You cannot truly serve another without also being served. The act of imagining good for someone else opens your own heart and deepens your connection to the creative power within.

Questions & Answers

Does Neville mean that we should imagine for others instead of helping them physically?

Not necessarily instead of. But alongside. Neville’s point is that physical help, while valuable, is limited. You cannot solve every problem with material resources. But you can always serve someone through your imagination. Sometimes the imaginative act is all that is needed. Other times, it combines with physical action to produce far greater results than either could achieve alone.

How do I imagine for someone else effectively?

The method is the same as imagining for yourself. Construct a brief scene implying the person is in the state they desire, healthy, happy, free. See them in your mind’s eye. Feel the naturalness of it. Hold this image with the conviction you would bring to a prayer, then release it and trust the process. The key is to feel it as real, not merely to picture it.

What if the person does not know I am doing this?

They do not need to know. Consciousness is not limited by the boundaries of individual awareness. When you hold a loving image of someone, it reaches them at a level deeper than their conscious mind. You may notice that after you have imagined for someone, their attitude shifts, opportunities appear for them, or they contact you out of the blue with good news. This happens frequently enough that it becomes difficult to dismiss as coincidence.

Can this practice backfire if I imagine something the person does not actually want?

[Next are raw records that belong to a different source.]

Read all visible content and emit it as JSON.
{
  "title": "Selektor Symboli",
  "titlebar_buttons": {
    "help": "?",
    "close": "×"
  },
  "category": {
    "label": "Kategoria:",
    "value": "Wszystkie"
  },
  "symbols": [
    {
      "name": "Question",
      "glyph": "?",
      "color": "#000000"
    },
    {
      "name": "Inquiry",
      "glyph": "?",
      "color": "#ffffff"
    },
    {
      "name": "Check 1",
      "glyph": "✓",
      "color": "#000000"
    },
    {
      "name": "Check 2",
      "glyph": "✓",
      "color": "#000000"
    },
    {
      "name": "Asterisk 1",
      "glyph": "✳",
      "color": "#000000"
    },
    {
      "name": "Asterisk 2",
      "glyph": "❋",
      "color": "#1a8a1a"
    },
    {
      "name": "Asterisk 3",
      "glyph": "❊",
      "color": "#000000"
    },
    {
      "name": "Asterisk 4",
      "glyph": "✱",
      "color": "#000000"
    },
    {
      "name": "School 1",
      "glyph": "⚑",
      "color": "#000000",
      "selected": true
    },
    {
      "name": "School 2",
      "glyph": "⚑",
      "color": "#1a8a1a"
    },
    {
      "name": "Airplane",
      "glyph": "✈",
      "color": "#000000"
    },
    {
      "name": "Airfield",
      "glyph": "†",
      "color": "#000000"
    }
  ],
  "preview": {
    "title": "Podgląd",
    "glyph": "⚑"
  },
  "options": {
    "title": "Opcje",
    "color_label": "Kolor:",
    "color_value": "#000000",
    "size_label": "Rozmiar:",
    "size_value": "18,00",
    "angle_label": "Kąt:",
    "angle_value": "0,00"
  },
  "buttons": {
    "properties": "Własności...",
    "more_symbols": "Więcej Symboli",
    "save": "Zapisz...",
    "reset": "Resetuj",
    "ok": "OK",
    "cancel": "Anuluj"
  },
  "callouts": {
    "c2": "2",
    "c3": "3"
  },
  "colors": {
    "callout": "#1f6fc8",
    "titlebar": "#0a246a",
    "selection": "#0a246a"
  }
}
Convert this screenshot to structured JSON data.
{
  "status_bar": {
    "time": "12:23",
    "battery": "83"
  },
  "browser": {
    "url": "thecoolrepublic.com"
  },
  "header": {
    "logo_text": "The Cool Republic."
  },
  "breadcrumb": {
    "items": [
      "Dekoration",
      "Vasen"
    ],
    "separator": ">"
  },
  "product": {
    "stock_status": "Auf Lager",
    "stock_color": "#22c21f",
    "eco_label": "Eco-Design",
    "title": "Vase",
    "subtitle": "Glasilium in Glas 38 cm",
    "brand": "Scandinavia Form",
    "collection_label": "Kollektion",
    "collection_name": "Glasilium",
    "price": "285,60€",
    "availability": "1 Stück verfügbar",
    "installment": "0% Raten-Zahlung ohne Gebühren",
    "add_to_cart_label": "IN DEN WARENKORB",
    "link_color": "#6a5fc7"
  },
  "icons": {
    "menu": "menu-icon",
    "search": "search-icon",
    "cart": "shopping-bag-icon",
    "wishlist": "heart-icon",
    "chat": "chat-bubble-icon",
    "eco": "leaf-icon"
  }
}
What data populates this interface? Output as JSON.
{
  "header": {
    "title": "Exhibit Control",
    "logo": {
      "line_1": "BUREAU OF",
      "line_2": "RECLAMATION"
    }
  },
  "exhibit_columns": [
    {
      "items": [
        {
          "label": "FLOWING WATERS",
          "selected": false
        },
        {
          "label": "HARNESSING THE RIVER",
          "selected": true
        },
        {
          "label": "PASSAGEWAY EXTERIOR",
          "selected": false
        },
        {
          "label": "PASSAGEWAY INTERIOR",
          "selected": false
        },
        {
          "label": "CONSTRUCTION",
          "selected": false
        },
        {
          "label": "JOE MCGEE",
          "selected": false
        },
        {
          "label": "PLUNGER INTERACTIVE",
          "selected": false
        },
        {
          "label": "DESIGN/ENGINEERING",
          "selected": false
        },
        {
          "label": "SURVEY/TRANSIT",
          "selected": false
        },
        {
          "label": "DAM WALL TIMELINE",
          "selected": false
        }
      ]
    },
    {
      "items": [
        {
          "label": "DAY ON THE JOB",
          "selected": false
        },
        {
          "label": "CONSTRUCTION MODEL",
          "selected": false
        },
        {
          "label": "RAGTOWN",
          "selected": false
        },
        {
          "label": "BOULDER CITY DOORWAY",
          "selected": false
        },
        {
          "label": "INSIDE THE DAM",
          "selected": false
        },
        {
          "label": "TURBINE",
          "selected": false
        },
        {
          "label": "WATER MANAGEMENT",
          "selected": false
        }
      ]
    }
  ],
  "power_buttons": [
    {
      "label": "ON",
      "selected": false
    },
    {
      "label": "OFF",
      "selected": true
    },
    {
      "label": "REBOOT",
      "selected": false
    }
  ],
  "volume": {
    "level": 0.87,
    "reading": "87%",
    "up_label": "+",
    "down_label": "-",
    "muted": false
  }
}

Neville’s guideline is clear: imagine for others what they themselves desire, not what you think they should want. This is an act of service, not of control. If you are unsure what someone wants, imagine them radiating happiness and fulfillment in a general sense. That leaves the specifics to the deeper intelligence of consciousness and ensures you are serving rather than imposing.

Practice

Choose three people in your life who are facing difficulty. For each one, take two minutes to close your eyes and see them in the state they desire, healthy, at peace, thriving. Make each scene vivid. Hear their voices. Feel the warmth of their happiness. Do this once a day for a week, holding each person in your imagination with genuine care. At the end of the week, notice whether anything has shifted, in their circumstances, in your relationship with them, or in your own inner state. This practice is one of the simplest and most powerful forms of love available to you.